Piątkowe popołudnie było jednym z najgorszym dni w tygodniu pod względem korków. – Wyszliśmy z domu przed 18.00, myśląc że ten czas spokojnie nam wystarczy, aby zdążyć na koncert – mówiła Małgosia, która do hali przyjechała z chłopakiem. Sam dojazd z Kasprowicza do Sienkiewicza zajął im 40 minut. W pewnym momencie stwierdzili, że szybciej będzie dotrzeć na Wystawową piechotą. I tak zrobili, jak wspominała ze śmiechem dziewczyna, na przemian biegnąc i idąc. Tuż z wybiciem 19.00 pojawili się przed głównym wejściem, pod którym kłębił się już spory tłum. Koncert zaczął się z niewielkim opóźnieniem po to, jak zapewniał dyrektor artystyczny Krzysztof Pełech, aby wszyscy zdążyli na niego dotrzeć.

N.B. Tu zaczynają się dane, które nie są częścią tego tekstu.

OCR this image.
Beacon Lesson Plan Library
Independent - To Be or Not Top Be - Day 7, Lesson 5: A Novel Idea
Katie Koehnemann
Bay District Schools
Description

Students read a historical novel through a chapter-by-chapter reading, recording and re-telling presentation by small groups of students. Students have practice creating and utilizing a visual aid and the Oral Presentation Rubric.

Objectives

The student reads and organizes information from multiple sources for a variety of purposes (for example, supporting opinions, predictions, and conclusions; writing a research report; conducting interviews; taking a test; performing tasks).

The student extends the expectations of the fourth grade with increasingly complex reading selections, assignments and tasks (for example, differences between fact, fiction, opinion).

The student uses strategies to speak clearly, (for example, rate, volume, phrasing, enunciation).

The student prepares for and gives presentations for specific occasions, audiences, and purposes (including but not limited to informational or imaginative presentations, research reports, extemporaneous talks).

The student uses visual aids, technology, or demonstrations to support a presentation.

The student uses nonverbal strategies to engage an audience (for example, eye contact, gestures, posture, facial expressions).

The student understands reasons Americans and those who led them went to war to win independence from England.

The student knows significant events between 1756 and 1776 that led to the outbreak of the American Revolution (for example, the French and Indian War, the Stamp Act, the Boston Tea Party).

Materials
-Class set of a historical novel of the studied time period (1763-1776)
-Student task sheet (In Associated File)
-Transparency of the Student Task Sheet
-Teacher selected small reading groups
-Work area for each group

Wybitne indywidualności – John McLaughlin i Chick Corea wraz z towarzyszącymi muzykami: saksofonistą Kennym Garretem, basistą Christianem McBridem i perkusistą Vinnie Colauita dali świetny popis gry zespołowej. Miedzy Coreą a McLaughlinem toczył się swoisty improwizowany dialog muzyczny na fortepian i gitarę. Każdy z muzyków miał swoje pięć minut na wykazanie umiejętności solowych. Jak się okazało, projekt Five Peace Band był strzałem w dziesiątkę.
Piątkowy koncert był wydarzeniem wyjątkowej rangi, bo nieczęsto w kraju, a tym bardziej w naszym mieście gościmy artystów tej klasy. Publiczność nie zawiodła – hala była wypełniona do ostatniego miejsca.